Kafka, Calvo y el increíble estómago rugidor.


   Un hombre se instala dentro de una jaula con todas las comodidades. Hasta hace poco vivía en un hotel de cinco estrellas, ahora los lujos se han trasladado a su nueva prisión:  un sofá, una butaca, una cama y una lámpara de mesa. Todo, salvo una cosa: comida. Es uno de los seguidores del Hungerdoktor, Henri Tanner, o doctor hambre,  uno de los muchos actores que hacen del ayuno un arte. A lo largo de los años mudará el escenario de estos hijos de la farándula: una habitación de un hotel, un circo, una urna de cristal en un restaurante o café; y en pleno siglo XXI, una jaula suspendida en medio de la nada cerca de la torre de Londres (David Blaine, Above the Below). Las posturas de los ayunadores irán evolucionando con los lustros: de pie, como Papus, sentados en un sofá o tumbados en el suelo. Sus habilidades se prestarán a interpretaciones variopintas. Para una feminista vienesa que corea las hazañas de una artista, el ayuno demuestra que el hombre y la mujer son iguales, al menos en el sufrimiento. Para el poeta alemán Becher, en su poema “Hungerkünstler”, los artistas del hambre son un símbolo de la explotación burguesa. 
    Pero a nosotros la lectura que nos interesa es la de Kafka, quien por aquellos días vivía en la capital prusiana. Muchas veces se ha creído que las parábolas del checo no estaban vinculadas con la realidad. Nada más erróneo. En 1928, como comenta Döblin en su novela “Berlin Alexanderplatz”, uno de estos ayunadores, Jolly, era la estrella de un restaurante Bratwurst y se exhibía en una urna de cristal, mientras los clientes devoraban suculentas salchichas. A finales de los años veinte este arte estaba en crisis. Succi, el inspirador de Kafka, había sido pillado in fraganti tomando un bistec, por lo que lo habían enviado a una confortable jaula “para mayor seguridad”. En el caso de Jolly el caso era más flagrante. Había sobornado a sus vigilantes para que le dieran chocolate a escondidas. No obstante, la coyuntura obedecía a motivos más profundos. En un mundo en el que los funámbulos desafiaban al vacío haciendo piruetas entre dos edificios, estas atracciones aburrían. Estos tipos eran demasiado estáticos y su final, previsible. De ahí que para sobrevivir algunos de ellos recurrieran a artimañas indignas de su genio: gritaban y lloraban para aparentar locura y dotar de mayor espectacularidad a su deterioro físico. Todo en vano.
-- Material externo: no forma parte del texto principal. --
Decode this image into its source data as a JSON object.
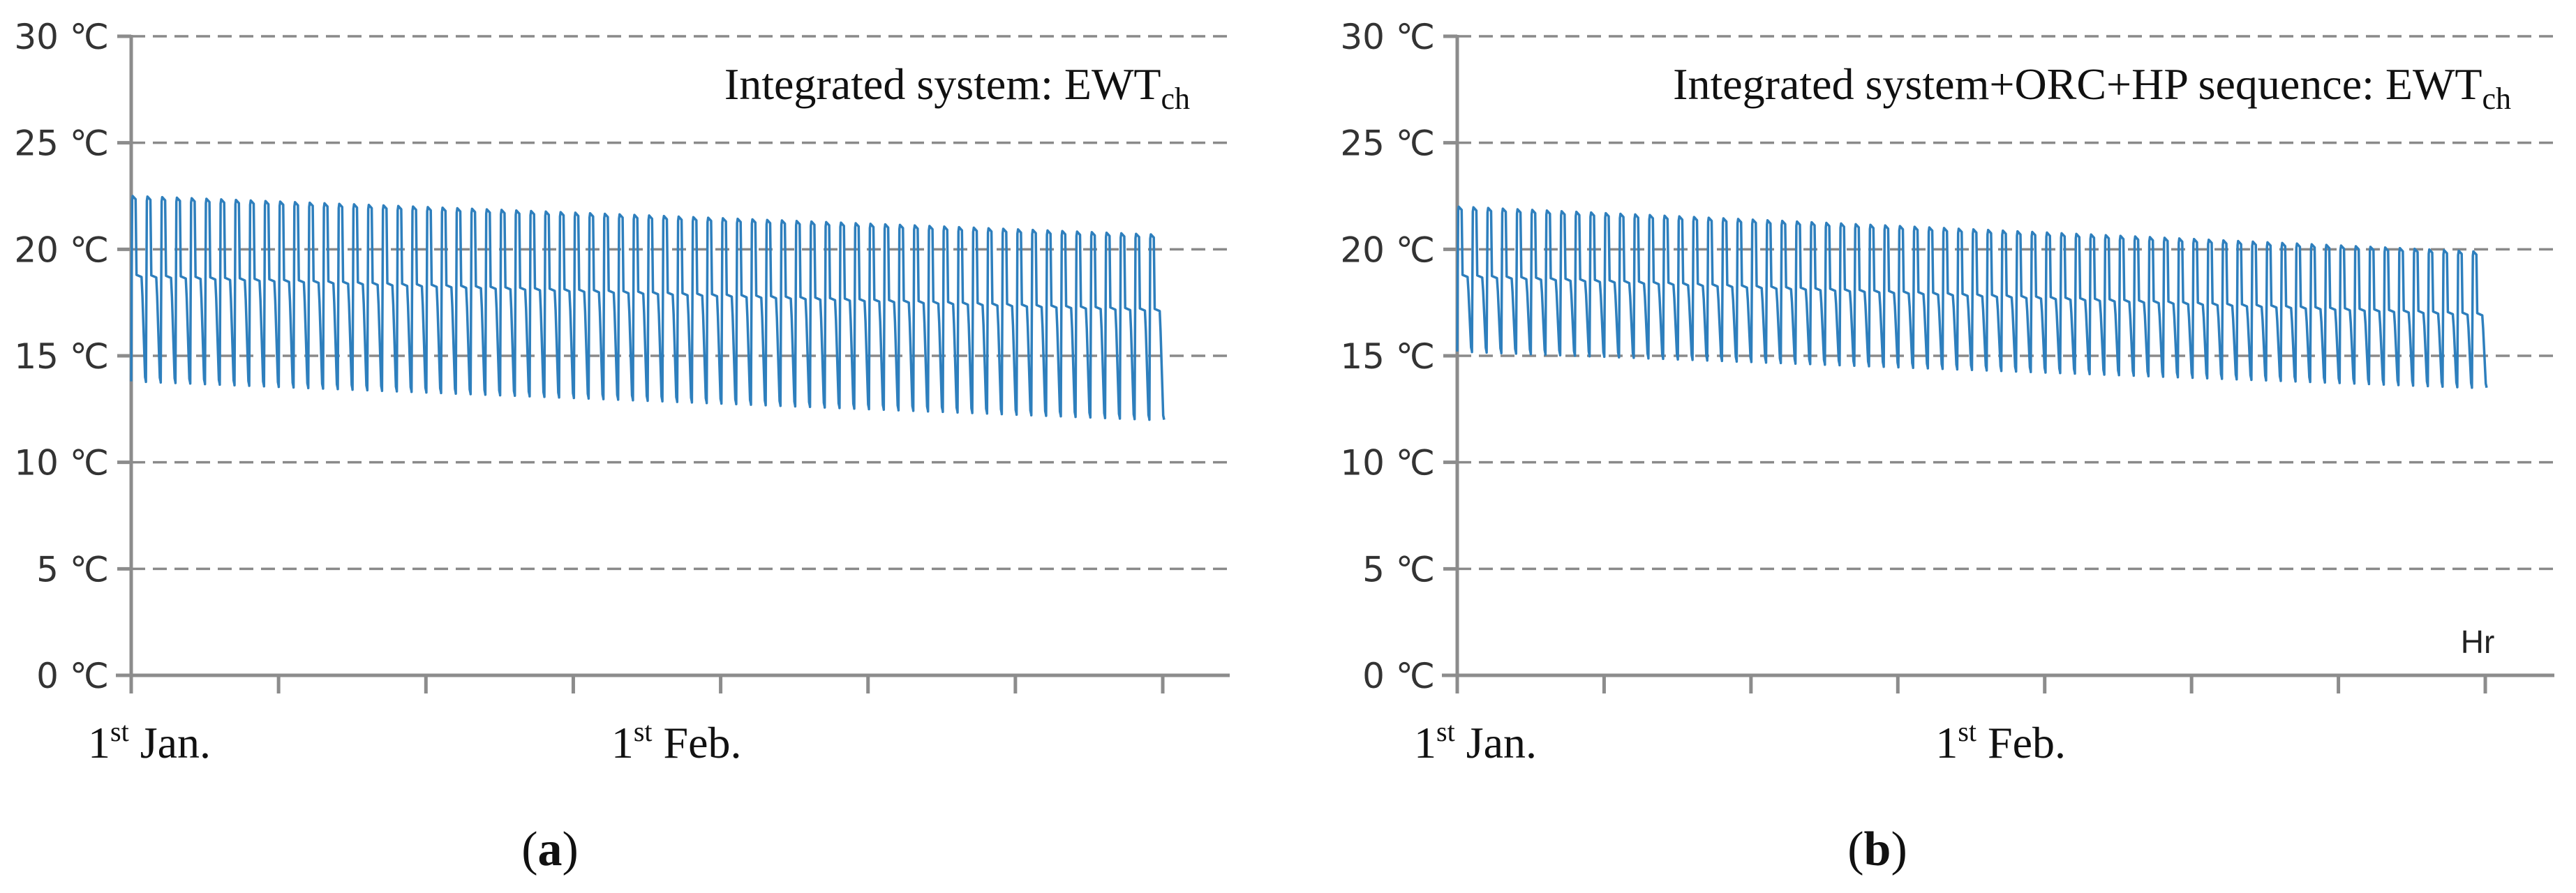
{
  "chart_data": [
    {
      "type": "line",
      "panel_label": "a",
      "title_main": "Integrated system: EWT",
      "title_subscript": "ch",
      "ylim": [
        0,
        30
      ],
      "yticks": [
        0,
        5,
        10,
        15,
        20,
        25,
        30
      ],
      "ytick_unit": "℃",
      "ytick_labels": [
        "0 ℃",
        "5 ℃",
        "10 ℃",
        "15 ℃",
        "20 ℃",
        "25 ℃",
        "30 ℃"
      ],
      "xlim_days": [
        0,
        75
      ],
      "x_minor_tick_days": [
        0,
        10.7,
        21.4,
        32.1,
        42.8,
        53.5,
        64.2,
        74.9
      ],
      "x_labels": [
        {
          "day": 0,
          "base": "1",
          "sup": "st",
          "text": " Jan."
        },
        {
          "day": 38,
          "base": "1",
          "sup": "st",
          "text": " Feb."
        }
      ],
      "x_unit_label": "",
      "grid": true,
      "series": [
        {
          "name": "EWT_ch",
          "color": "#2e7fbd",
          "cycles": 70,
          "start_day": 0,
          "end_day": 75,
          "peak_start": 22.5,
          "peak_end": 20.7,
          "min_start": 13.8,
          "min_end": 12.0,
          "step_start": 18.8,
          "step_end": 17.2
        }
      ]
    },
    {
      "type": "line",
      "panel_label": "b",
      "title_main": "Integrated system+ORC+HP sequence: EWT",
      "title_subscript": "ch",
      "ylim": [
        0,
        30
      ],
      "yticks": [
        0,
        5,
        10,
        15,
        20,
        25,
        30
      ],
      "ytick_unit": "℃",
      "ytick_labels": [
        "0 ℃",
        "5 ℃",
        "10 ℃",
        "15 ℃",
        "20 ℃",
        "25 ℃",
        "30 ℃"
      ],
      "xlim_days": [
        0,
        75
      ],
      "x_minor_tick_days": [
        0,
        10.7,
        21.4,
        32.1,
        42.8,
        53.5,
        64.2,
        74.9
      ],
      "x_labels": [
        {
          "day": 0,
          "base": "1",
          "sup": "st",
          "text": " Jan."
        },
        {
          "day": 38,
          "base": "1",
          "sup": "st",
          "text": " Feb."
        }
      ],
      "x_unit_label": "Hr",
      "grid": true,
      "series": [
        {
          "name": "EWT_ch",
          "color": "#2e7fbd",
          "cycles": 70,
          "start_day": 0,
          "end_day": 75,
          "peak_start": 22.0,
          "peak_end": 19.9,
          "min_start": 15.2,
          "min_end": 13.5,
          "step_start": 18.8,
          "step_end": 17.0
        }
      ]
    }
  ]
}
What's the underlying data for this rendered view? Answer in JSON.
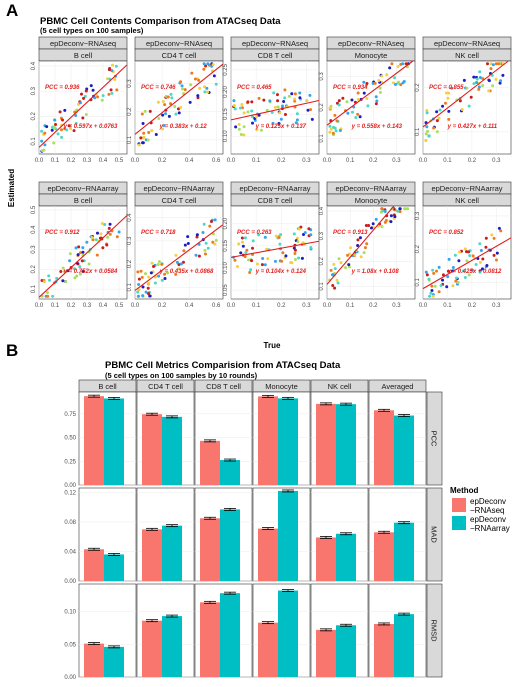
{
  "panel_a": {
    "letter": "A",
    "title": "PBMC Cell Contents Comparison from ATACseq Data",
    "subtitle": "(5 cell types on 100 samples)",
    "xlabel": "True",
    "ylabel": "Estimated",
    "rows": [
      "epDeconv−RNAseq",
      "epDeconv−RNAarray"
    ],
    "colors": {
      "fit_line": "#e31a1c",
      "point_scale": [
        "#1d1dbf",
        "#2fa6ee",
        "#49d9c8",
        "#a8e05a",
        "#f4d03f",
        "#f07a1a",
        "#c81d1d"
      ]
    },
    "cells": [
      {
        "name": "B cell",
        "xticks": [
          "0.0",
          "0.1",
          "0.2",
          "0.3",
          "0.4",
          "0.5"
        ],
        "xlim": [
          0,
          0.55
        ],
        "yticks_rna": [
          "0.1",
          "0.2",
          "0.3",
          "0.4"
        ],
        "ylim_rna": [
          0.05,
          0.42
        ],
        "yticks_arr": [
          "0.1",
          "0.2",
          "0.3",
          "0.4",
          "0.5"
        ],
        "ylim_arr": [
          0.05,
          0.52
        ]
      },
      {
        "name": "CD4 T cell",
        "xticks": [
          "0.0",
          "0.2",
          "0.4",
          "0.6"
        ],
        "xlim": [
          0,
          0.65
        ],
        "yticks_rna": [
          "0.1",
          "0.2",
          "0.3"
        ],
        "ylim_rna": [
          0.05,
          0.38
        ],
        "yticks_arr": [
          "0.1",
          "0.2",
          "0.3",
          "0.4"
        ],
        "ylim_arr": [
          0.05,
          0.45
        ]
      },
      {
        "name": "CD8 T cell",
        "xticks": [
          "0.0",
          "0.1",
          "0.2",
          "0.3"
        ],
        "xlim": [
          0,
          0.35
        ],
        "yticks_rna": [
          "0.10",
          "0.15",
          "0.20",
          "0.25"
        ],
        "ylim_rna": [
          0.06,
          0.27
        ],
        "yticks_arr": [
          "0.05",
          "0.10",
          "0.15",
          "0.20"
        ],
        "ylim_arr": [
          0.03,
          0.24
        ]
      },
      {
        "name": "Monocyte",
        "xticks": [
          "0.0",
          "0.1",
          "0.2",
          "0.3"
        ],
        "xlim": [
          0,
          0.38
        ],
        "yticks_rna": [
          "0.1",
          "0.2",
          "0.3"
        ],
        "ylim_rna": [
          0.05,
          0.35
        ],
        "yticks_arr": [
          "0.1",
          "0.2",
          "0.3",
          "0.4"
        ],
        "ylim_arr": [
          0.05,
          0.42
        ]
      },
      {
        "name": "NK cell",
        "xticks": [
          "0.0",
          "0.1",
          "0.2",
          "0.3"
        ],
        "xlim": [
          0,
          0.36
        ],
        "yticks_rna": [
          "0.1",
          "0.2"
        ],
        "ylim_rna": [
          0.05,
          0.26
        ],
        "yticks_arr": [
          "0.1",
          "0.2",
          "0.3"
        ],
        "ylim_arr": [
          0.05,
          0.33
        ]
      }
    ],
    "stats": [
      [
        {
          "pcc": "PCC = 0.936",
          "eq": "y = 0.597x + 0.0763",
          "slope": 0.597,
          "intercept": 0.0763
        },
        {
          "pcc": "PCC = 0.746",
          "eq": "y = 0.383x + 0.12",
          "slope": 0.383,
          "intercept": 0.12
        },
        {
          "pcc": "PCC = 0.465",
          "eq": "y = 0.125x + 0.137",
          "slope": 0.125,
          "intercept": 0.137
        },
        {
          "pcc": "PCC = 0.934",
          "eq": "y = 0.558x + 0.143",
          "slope": 0.558,
          "intercept": 0.143
        },
        {
          "pcc": "PCC = 0.855",
          "eq": "y = 0.427x + 0.111",
          "slope": 0.427,
          "intercept": 0.111
        }
      ],
      [
        {
          "pcc": "PCC = 0.912",
          "eq": "y = 0.752x + 0.0584",
          "slope": 0.752,
          "intercept": 0.0584
        },
        {
          "pcc": "PCC = 0.718",
          "eq": "y = 0.435x + 0.0868",
          "slope": 0.435,
          "intercept": 0.0868
        },
        {
          "pcc": "PCC = 0.263",
          "eq": "y = 0.104x + 0.124",
          "slope": 0.104,
          "intercept": 0.124
        },
        {
          "pcc": "PCC = 0.913",
          "eq": "y = 1.08x + 0.108",
          "slope": 1.08,
          "intercept": 0.108
        },
        {
          "pcc": "PCC = 0.852",
          "eq": "y = 0.425x + 0.0812",
          "slope": 0.425,
          "intercept": 0.0812
        }
      ]
    ]
  },
  "chart_data": [
    {
      "type": "scatter",
      "title": "PBMC Cell Contents Comparison from ATACseq Data",
      "subtitle": "(5 cell types on 100 samples)",
      "xlabel": "True",
      "ylabel": "Estimated",
      "series": [
        {
          "name": "epDeconv−RNAseq",
          "facets": [
            {
              "cell": "B cell",
              "pcc": 0.936,
              "slope": 0.597,
              "intercept": 0.0763
            },
            {
              "cell": "CD4 T cell",
              "pcc": 0.746,
              "slope": 0.383,
              "intercept": 0.12
            },
            {
              "cell": "CD8 T cell",
              "pcc": 0.465,
              "slope": 0.125,
              "intercept": 0.137
            },
            {
              "cell": "Monocyte",
              "pcc": 0.934,
              "slope": 0.558,
              "intercept": 0.143
            },
            {
              "cell": "NK cell",
              "pcc": 0.855,
              "slope": 0.427,
              "intercept": 0.111
            }
          ]
        },
        {
          "name": "epDeconv−RNAarray",
          "facets": [
            {
              "cell": "B cell",
              "pcc": 0.912,
              "slope": 0.752,
              "intercept": 0.0584
            },
            {
              "cell": "CD4 T cell",
              "pcc": 0.718,
              "slope": 0.435,
              "intercept": 0.0868
            },
            {
              "cell": "CD8 T cell",
              "pcc": 0.263,
              "slope": 0.104,
              "intercept": 0.124
            },
            {
              "cell": "Monocyte",
              "pcc": 0.913,
              "slope": 1.08,
              "intercept": 0.108
            },
            {
              "cell": "NK cell",
              "pcc": 0.852,
              "slope": 0.425,
              "intercept": 0.0812
            }
          ]
        }
      ]
    },
    {
      "type": "bar",
      "title": "PBMC Cell Metrics Comparision from ATACseq Data",
      "subtitle": "(5 cell types on 100 samples by 10 rounds)",
      "categories": [
        "B cell",
        "CD4 T cell",
        "CD8 T cell",
        "Monocyte",
        "NK cell",
        "Averaged"
      ],
      "legend_title": "Method",
      "legend_placement": "right",
      "series": [
        {
          "name": "epDeconv\n−RNAseq",
          "color": "#f8766d"
        },
        {
          "name": "epDeconv\n−RNAarray",
          "color": "#00bfc4"
        }
      ],
      "metrics": [
        {
          "name": "PCC",
          "yticks": [
            "0.00",
            "0.25",
            "0.50",
            "0.75"
          ],
          "ylim": [
            0,
            0.98
          ],
          "values": {
            "epDeconv−RNAseq": [
              0.936,
              0.746,
              0.465,
              0.934,
              0.855,
              0.787
            ],
            "epDeconv−RNAarray": [
              0.912,
              0.718,
              0.263,
              0.913,
              0.852,
              0.732
            ]
          }
        },
        {
          "name": "MAD",
          "yticks": [
            "0.00",
            "0.04",
            "0.08",
            "0.12"
          ],
          "ylim": [
            0,
            0.126
          ],
          "values": {
            "epDeconv−RNAseq": [
              0.043,
              0.07,
              0.085,
              0.071,
              0.059,
              0.066
            ],
            "epDeconv−RNAarray": [
              0.036,
              0.075,
              0.097,
              0.122,
              0.064,
              0.079
            ]
          }
        },
        {
          "name": "RMSD",
          "yticks": [
            "0.00",
            "0.05",
            "0.10"
          ],
          "ylim": [
            0,
            0.142
          ],
          "values": {
            "epDeconv−RNAseq": [
              0.051,
              0.086,
              0.114,
              0.083,
              0.072,
              0.081
            ],
            "epDeconv−RNAarray": [
              0.046,
              0.093,
              0.128,
              0.132,
              0.079,
              0.096
            ]
          }
        }
      ]
    }
  ],
  "panel_b": {
    "letter": "B",
    "title": "PBMC Cell Metrics Comparision from ATACseq Data",
    "subtitle": "(5 cell types on 100 samples by 10 rounds)",
    "legend_title": "Method",
    "legend_items": [
      {
        "line1": "epDeconv",
        "line2": "−RNAseq",
        "color": "#f8766d"
      },
      {
        "line1": "epDeconv",
        "line2": "−RNAarray",
        "color": "#00bfc4"
      }
    ]
  }
}
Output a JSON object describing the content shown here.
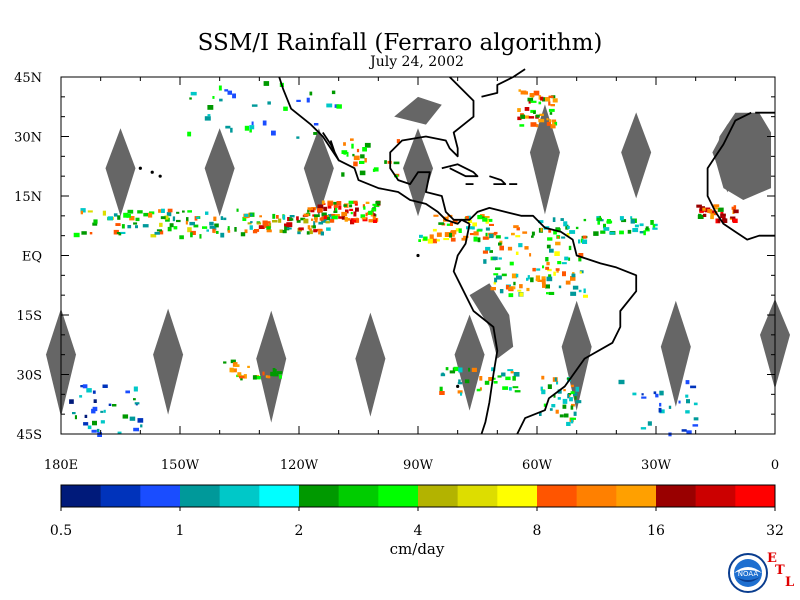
{
  "title": "SSM/I Rainfall (Ferraro algorithm)",
  "subtitle": "July 24, 2002",
  "map": {
    "lat_labels": [
      "45N",
      "30N",
      "15N",
      "EQ",
      "15S",
      "30S",
      "45S"
    ],
    "lon_labels": [
      "180E",
      "150W",
      "120W",
      "90W",
      "60W",
      "30W",
      "0"
    ],
    "lat_range": [
      -45,
      45
    ],
    "lon_range": [
      -180,
      0
    ],
    "no_data_color": "#666666",
    "coastline_color": "#000000"
  },
  "colorbar": {
    "unit": "cm/day",
    "tick_labels": [
      "0.5",
      "1",
      "2",
      "4",
      "8",
      "16",
      "32"
    ],
    "colors": [
      "#001a7a",
      "#0033bb",
      "#1a4dff",
      "#00999a",
      "#00c8c8",
      "#00ffff",
      "#009900",
      "#00cc00",
      "#00ff00",
      "#b3b300",
      "#dddd00",
      "#ffff00",
      "#ff5500",
      "#ff8000",
      "#ffa000",
      "#990000",
      "#cc0000",
      "#ff0000"
    ]
  },
  "logo": {
    "noaa_text": "NOAA",
    "etl_letters": [
      "E",
      "T",
      "L"
    ]
  }
}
     Nada que ver con el artista de Kafka. Como subraya Ricardo Signes en su entrada Bohemios nuestro héroe es un ayunador vocacional que se dedica a su profesión, porque no puede evitarlo. Cuando el vigilante le pregunta por qué no come, aquel le da una respuesta sorprendente: no hay ninguna comida que le guste.
     En el cuento del checo el protagonista muere de inanición ante la indiferencia de su público. Los publicistas de la empresa Calvo (DDD) han escrito un final alternativo en su anuncio el increíble estómago rugidor, realizado por Sebastien Grousset, bajo la dirección artística de Tamara Martín,  e ilustrado por Joan Chico. El protagonista del spot espanta a todo el mundo con los feroces rugidos de su estómago. ¿Por qué? Ningún alimento satisface a su estómago. En la oficina los compañeros huyen aterrados, la familia lo teme e incluso el gato brinca espantado en cuanto oye esos sonidos terroríficos. El ayunador decide que sólo puede vivir metido en una jaula de circo con la única compañía de dos leones; los únicos capaces de soportarlo. La familia no se pierde ni una función, y él demuestra su ferocidad saltando por un aro, mientras los dos felinos lo miran pasivos. La esposa, en un intento de transmitir normalidad a sus hijos, les dice señalando a los animales: “Mirad,  no tengáis miedo. Son los amigos de papá”. Frase admirable que podría figurar en el informe de la Academia.  Alguien me dirá que los publicistas han mezclado dos relatos de Kafka: “La Metamorfosis” y “El artista del hambre”, y tiene mucha razón. Sin embargo, el final es todo menos kakfiano. Un día el protagonista contempla desde la jaula un plato suculento. El director de circo abre la portezuela con precaución, temeroso de los feroces rugidos. El ayunador come unas albóndigas y su estómago enmudece: es un plato de cocina Calvo.  Ha encontrado por fin una comida de su gusto.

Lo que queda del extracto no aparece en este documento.